A prime number (or a prime) is a natural number which has exactly two distinct natural number divisors: 1 and itself. The first twenty-six prime numbers are:
2, 3, 5, 7, 11, 13, 17, 19, 23, 29, 31, 37, 41, 43, 47, 53, 59, 61, 67, 71, 73, 79, 83, 89, 97, 101.
Today the largest known prime number, found only in August 2008, is a 12 million digit number (a very large number) that took thousands of people and many distributed computers to determine and test. The discovery was hailed by Time magazine as the 29th top invention of 2008. There is a foundation called Electronic Frontier Foundation,
www.eff.org/awards/coop, that offers awards for finding very large prime numbers. The "next" award is $USD150K for the first person or group to find a prime number with at least 100,000,000 decimal digits.

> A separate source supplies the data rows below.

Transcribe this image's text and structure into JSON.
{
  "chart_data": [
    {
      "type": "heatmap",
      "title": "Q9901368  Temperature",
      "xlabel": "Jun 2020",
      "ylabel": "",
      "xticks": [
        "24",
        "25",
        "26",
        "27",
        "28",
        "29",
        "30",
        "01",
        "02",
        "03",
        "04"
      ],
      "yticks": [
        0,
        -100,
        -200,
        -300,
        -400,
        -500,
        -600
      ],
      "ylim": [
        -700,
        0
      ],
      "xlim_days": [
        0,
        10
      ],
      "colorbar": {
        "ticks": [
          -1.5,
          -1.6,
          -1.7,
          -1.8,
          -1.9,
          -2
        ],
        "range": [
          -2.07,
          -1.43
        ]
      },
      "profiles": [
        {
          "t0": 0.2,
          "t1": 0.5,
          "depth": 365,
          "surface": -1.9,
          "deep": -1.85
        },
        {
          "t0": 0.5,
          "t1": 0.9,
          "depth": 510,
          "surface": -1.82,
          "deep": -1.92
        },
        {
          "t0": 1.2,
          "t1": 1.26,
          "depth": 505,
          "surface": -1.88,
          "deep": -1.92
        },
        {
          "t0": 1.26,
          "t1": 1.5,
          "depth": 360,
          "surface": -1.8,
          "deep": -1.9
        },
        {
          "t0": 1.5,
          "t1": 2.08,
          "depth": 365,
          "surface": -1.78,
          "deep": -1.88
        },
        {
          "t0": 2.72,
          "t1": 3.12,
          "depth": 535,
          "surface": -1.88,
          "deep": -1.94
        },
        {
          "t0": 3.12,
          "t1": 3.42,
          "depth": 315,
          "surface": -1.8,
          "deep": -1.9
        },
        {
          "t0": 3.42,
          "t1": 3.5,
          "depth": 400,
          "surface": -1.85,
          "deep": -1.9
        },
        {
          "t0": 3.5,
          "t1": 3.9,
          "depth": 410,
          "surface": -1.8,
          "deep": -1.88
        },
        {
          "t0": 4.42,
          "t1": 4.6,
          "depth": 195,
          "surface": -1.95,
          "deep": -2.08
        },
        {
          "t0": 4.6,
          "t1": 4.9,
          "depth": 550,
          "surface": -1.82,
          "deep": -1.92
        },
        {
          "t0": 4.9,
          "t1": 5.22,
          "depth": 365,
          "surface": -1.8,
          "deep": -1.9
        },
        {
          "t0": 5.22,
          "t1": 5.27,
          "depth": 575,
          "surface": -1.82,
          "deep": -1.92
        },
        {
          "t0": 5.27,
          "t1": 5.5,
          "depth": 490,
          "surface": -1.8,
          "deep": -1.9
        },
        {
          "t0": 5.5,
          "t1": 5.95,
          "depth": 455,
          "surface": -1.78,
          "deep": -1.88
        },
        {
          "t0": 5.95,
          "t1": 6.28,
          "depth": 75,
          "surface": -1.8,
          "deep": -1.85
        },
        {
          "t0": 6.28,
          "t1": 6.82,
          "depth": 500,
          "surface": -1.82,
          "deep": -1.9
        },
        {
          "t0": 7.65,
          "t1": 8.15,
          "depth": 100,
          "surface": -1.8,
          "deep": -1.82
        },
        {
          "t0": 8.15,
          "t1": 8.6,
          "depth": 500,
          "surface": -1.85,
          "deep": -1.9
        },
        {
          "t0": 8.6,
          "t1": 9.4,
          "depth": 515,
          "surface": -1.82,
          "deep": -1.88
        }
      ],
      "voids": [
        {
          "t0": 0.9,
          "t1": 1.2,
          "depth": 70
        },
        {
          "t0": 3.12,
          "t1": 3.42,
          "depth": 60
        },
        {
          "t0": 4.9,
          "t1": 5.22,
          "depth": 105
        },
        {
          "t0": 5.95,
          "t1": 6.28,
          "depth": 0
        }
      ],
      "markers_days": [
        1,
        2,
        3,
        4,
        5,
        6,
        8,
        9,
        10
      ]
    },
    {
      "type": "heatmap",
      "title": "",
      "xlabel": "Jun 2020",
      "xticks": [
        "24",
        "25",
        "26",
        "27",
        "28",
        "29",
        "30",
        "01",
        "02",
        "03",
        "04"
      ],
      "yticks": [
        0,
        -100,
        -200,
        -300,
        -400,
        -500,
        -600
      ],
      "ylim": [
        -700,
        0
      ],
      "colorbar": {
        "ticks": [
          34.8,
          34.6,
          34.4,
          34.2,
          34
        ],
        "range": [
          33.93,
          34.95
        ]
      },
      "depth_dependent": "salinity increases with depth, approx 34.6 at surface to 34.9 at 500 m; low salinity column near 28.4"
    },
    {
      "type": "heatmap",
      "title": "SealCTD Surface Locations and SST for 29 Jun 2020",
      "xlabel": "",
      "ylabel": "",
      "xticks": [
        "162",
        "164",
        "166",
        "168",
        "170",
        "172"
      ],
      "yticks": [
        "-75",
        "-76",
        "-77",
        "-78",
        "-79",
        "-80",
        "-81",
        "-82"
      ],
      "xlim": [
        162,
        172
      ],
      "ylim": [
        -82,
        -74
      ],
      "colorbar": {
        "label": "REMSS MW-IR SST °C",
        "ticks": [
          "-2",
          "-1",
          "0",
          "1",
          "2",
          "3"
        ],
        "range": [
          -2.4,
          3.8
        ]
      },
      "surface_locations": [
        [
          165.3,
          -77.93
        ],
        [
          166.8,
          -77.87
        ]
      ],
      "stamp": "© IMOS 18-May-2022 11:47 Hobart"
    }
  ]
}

Finding prime numbers has been "studied" for such a long time dating back to 300BC with the early Mathematicians from Ancient Greece. In fact the oldest recorded thoughts on prime numbers dates back 20,000 years ago to a "Ishango bone" found in the Nile river of Congo.
Today, there is still no known formula for finding prime numbers. However, people have developed methods or algorithms to determine if a given number is prime or to list a series of prime numbers.
The "quick way" to determine if a number is prime is based on the fact that since prime numbers are those with only 1 and itself as factors, we know that we are dealing with multiplication / division. So we can conclude that when testing a number we only need to test those numbers up to the square root of the number being tested. For eg. the number 49's square root is 7, therefore to test 49 you will only need to try up to the number 7 (7x7) - which of course is not prime. If you try the number 19, you would try 2, 3, 4 and stop because 5x5 is 25 which is greater than 19. Thus 19 is Prime.
If you want to build a list of prime numbers less than or equal to a given integer there is a method called Erotosthenes
en.wikipedia.org/wiki/Sieve_of_Eratosthenes which has 6 steps:
- Create a list of consecutive integers from two to your number, say n,: (2, 3, 4, ..., n).
- Initially, let p equal 2, the first prime number.
- Strike from the list all multiples of p greater than p eg. 2,4,6,8,10 (all these cannot be prime since they are a multiple of the prime number itself)
- Find the first number remaining on the list greater than p (this number is the next prime); let p equal this number.
- Repeat steps 3 and 4 until the prime number is greater than the square root of the number n (or where p2 > n)
- All the remaining numbers on the list are prime.